Davey D D
Department of Pathology and Laboratory Medicine, University of Kentucky Medical Center, Lexington 40536-0093, USA.
Arch Pathol Lab Med. 1997 Mar;121(3):267-9.
A universally accepted definition for a false-negative Papanicolaou smear has not been established. Therefore, it is important to specify the criteria used to define false-negative smears when discussing the performance of clinical cytology. If these variables are not specified, there is potential for miscommunication. Variables include sampling versus laboratory false-negative errors, the definitions of what constitutes disease and the threshold to define an error, the time interval to detection, and the mechanism for detection of errors. False-negative error rate is defined as the number of false-negative Papanicolaou smears divided by the number of patients with disease. Discrepancy rate is often used interchangeably with false-negative rate, but the former does not factor in the prevalence of disease and the threshold used to define an error. The false-negative fraction is most useful for interlaboratory comparison. A reasonable definition of a laboratory false negative is a smear originally reported as negative or normal that is found to have sufficient numbers of carcinoma or dysplastic cells on review.

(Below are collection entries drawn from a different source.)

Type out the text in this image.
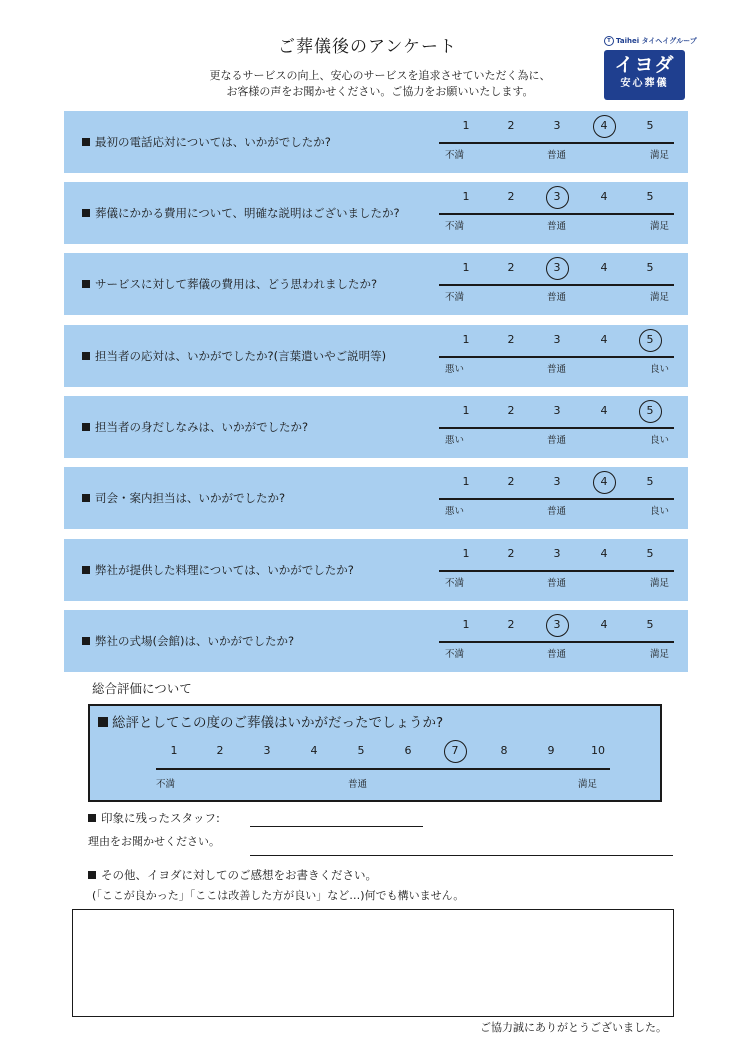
ご葬儀後のアンケート
更なるサービスの向上、安心のサービスを追求させていただく為に、
お客様の声をお聞かせください。ご協力をお願いいたします。
T Taihei タイヘイグループ
イヨダ
安心葬儀
最初の電話応対については、いかがでしたか?
1	2	3	4	5
不満	普通	満足
葬儀にかかる費用について、明確な説明はございましたか?
1	2	3	4	5
不満	普通	満足
サービスに対して葬儀の費用は、どう思われましたか?
1	2	3	4	5
不満	普通	満足
担当者の応対は、いかがでしたか?(言葉遣いやご説明等)
1	2	3	4	5
悪い	普通	良い
担当者の身だしなみは、いかがでしたか?
1	2	3	4	5
悪い	普通	良い
司会・案内担当は、いかがでしたか?
1	2	3	4	5
悪い	普通	良い
弊社が提供した料理については、いかがでしたか?
1	2	3	4	5
不満	普通	満足
弊社の式場(会館)は、いかがでしたか?
1	2	3	4	5
不満	普通	満足
総合評価について
総評としてこの度のご葬儀はいかがだったでしょうか?
不満	普通	満足
1	2	3	4	5	6	7	8	9	10
印象に残ったスタッフ:
理由をお聞かせください。
その他、イヨダに対してのご感想をお書きください。
(「ここが良かった」「ここは改善した方が良い」など…)何でも構いません。
ご協力誠にありがとうございました。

The abnormal cells should be verifiable by more than one experienced cytologist in a blinded fashion, and it is ideal if the lesion is confirmed by biopsy or other confirmatory test.

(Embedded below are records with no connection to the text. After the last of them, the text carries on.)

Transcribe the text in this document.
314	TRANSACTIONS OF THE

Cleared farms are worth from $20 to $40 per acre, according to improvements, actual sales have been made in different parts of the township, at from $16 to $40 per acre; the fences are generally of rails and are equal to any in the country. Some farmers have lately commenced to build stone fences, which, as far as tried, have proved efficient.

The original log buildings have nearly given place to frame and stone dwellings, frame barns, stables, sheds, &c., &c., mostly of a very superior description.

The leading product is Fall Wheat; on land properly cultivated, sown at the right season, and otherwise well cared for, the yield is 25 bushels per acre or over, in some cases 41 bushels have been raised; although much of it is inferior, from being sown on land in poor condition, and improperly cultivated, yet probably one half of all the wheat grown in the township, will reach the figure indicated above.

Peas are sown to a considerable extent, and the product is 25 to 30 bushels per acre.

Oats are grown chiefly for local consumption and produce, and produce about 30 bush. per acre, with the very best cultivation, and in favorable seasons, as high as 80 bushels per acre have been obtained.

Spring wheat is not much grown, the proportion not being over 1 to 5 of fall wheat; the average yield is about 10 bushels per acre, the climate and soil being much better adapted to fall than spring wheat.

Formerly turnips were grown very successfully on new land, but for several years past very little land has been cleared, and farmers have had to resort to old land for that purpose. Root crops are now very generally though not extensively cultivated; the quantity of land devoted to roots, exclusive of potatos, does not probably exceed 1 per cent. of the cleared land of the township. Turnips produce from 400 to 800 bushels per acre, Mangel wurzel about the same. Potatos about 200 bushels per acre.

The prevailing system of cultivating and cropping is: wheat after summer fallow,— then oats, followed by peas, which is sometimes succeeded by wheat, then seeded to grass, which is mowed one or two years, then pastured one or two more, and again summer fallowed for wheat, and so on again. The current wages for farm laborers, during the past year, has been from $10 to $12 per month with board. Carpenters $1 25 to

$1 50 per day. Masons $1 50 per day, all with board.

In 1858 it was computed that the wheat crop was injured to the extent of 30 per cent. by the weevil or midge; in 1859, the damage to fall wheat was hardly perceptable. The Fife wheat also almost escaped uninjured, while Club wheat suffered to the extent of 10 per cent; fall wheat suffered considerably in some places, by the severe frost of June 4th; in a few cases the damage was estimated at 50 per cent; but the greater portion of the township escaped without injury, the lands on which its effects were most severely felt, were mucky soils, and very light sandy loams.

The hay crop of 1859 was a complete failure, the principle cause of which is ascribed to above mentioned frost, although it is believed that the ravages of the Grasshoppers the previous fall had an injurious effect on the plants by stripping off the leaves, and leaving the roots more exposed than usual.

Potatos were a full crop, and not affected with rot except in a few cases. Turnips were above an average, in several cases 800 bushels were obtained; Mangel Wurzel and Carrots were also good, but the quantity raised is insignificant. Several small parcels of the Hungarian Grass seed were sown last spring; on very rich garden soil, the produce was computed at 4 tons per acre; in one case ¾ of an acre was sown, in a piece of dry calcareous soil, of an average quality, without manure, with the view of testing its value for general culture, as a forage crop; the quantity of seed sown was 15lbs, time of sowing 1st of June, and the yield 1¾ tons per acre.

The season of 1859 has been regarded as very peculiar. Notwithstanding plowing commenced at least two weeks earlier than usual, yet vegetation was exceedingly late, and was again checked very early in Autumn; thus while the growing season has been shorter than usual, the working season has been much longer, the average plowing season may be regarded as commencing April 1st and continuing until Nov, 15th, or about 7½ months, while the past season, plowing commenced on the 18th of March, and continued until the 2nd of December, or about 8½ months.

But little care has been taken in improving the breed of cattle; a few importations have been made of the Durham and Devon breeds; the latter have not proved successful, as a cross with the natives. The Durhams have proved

巴氏涂片假阴性的普遍接受定义尚未确立。因此,在讨论临床细胞学性能时,明确用于定义假阴性涂片的标准很重要。如果这些变量未明确说明,就有可能产生误解。变量包括采样与实验室假阴性误差、疾病构成的定义以及定义误差的阈值、检测的时间间隔以及误差检测机制。假阴性错误率定义为巴氏涂片假阴性的数量除以患病患者的数量。差异率常与假阴性率互换使用,但前者未考虑疾病患病率和用于定义误差的阈值。假阴性比例对于实验室间比较最为有用。实验室假阴性的合理定义是最初报告为阴性或正常的涂片,经复查发现有足够数量的癌细胞或发育异常细胞。异常细胞应由不止一位经验丰富的细胞学家以盲法进行核实,并且如果病变通过活检或其他确证试验得到证实则最为理想。